At 6 in the morning, with the aftermath of the hangover (“Shaz had a little luggage of pills … the pills slipped the throat along us”), the three shake the rate for the 20 miles of return to Doncaster hiding in a bath by train. It is here that the implicit hierarchy that marks their bond becomes clear: Rach is the best, with a traditional family, a house, a car; Kel and Shaz come from single -parent houses, scraping. Kel never met his father; Shaz is saddened by his premature death. Shaz lives at the end of the “most rough” city. Rach and Kel are firmly ready to go out, via, at the university. For Shaz, the options are closer. Brown, who now lives in the United States, clearly writes about the lack of dignity for those trapped forever in the economy of concerts or worse. These are these thin differences and the terrible secret one of the girls taken from the others, who will determine their life choices and the compelling course of the novel.

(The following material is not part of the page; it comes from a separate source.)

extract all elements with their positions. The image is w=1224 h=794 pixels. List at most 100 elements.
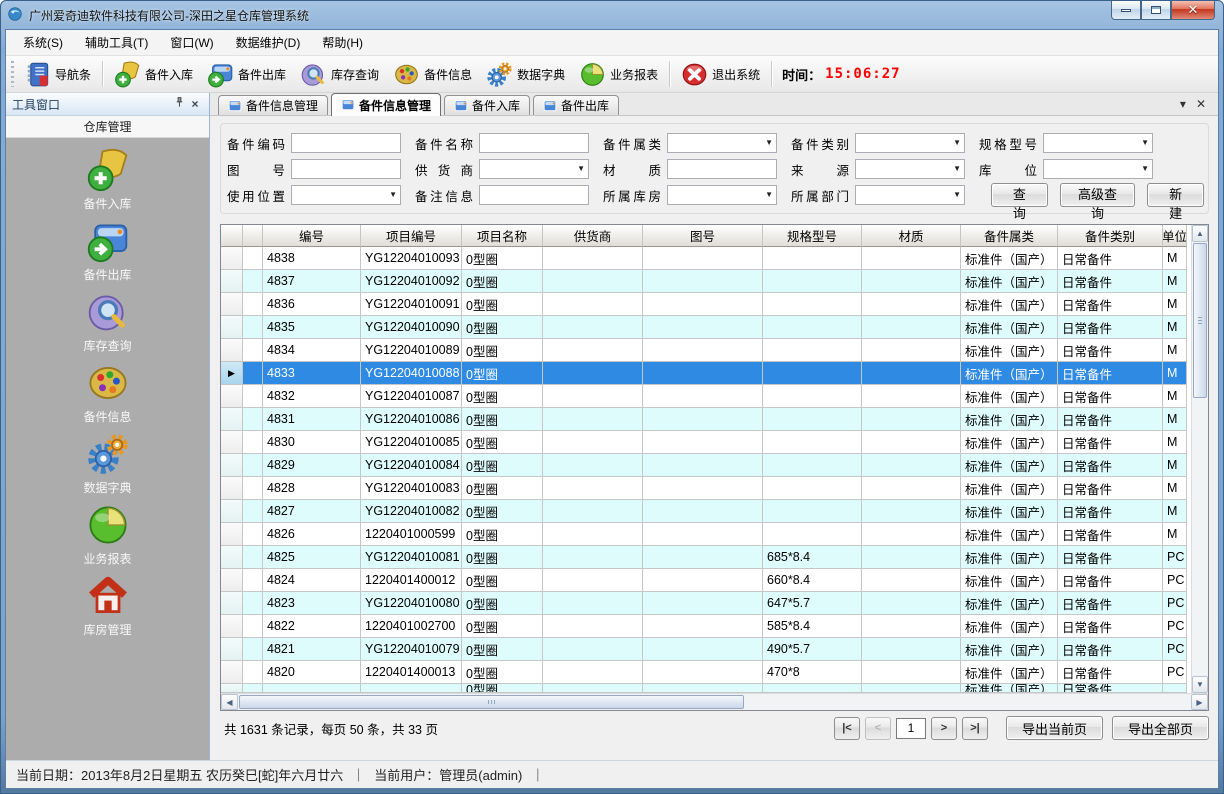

Brown’s language is poetic and rhythmic, physical and distinct; Rarely it goes apart one or two very non -not Donny Americanisms. Misoginia is rooted by the OFF and ugly. In the first chapter, Victory, a sadistic teacher of male sport causes girls to play the boys to football in a snowstorm; This is not a game, rather a battle, ancient and bloody. The sense of danger and conflict rages in everything: Kel’s first guy calls her “munter”; At the center of the book is a serious sexual aggression. It is a heavy reading, yet in Brown’s hands the material turns in some way lighter. While the novel ends ambiguously, it is also a reminder that in that longtime football match, the girls’ team triumphed: “We said, fuck!”

The Memoirs book by Catherine Taylor The Stirrings is posted by Weidenfeld and Nicolson. We pretty pieces of Colwill Brown meat is published by Chatto & Windus (£ 16.99). To support the Guardian and the Observer, buy a copy a Guardianbookshop.com. Delivery charges may be applied.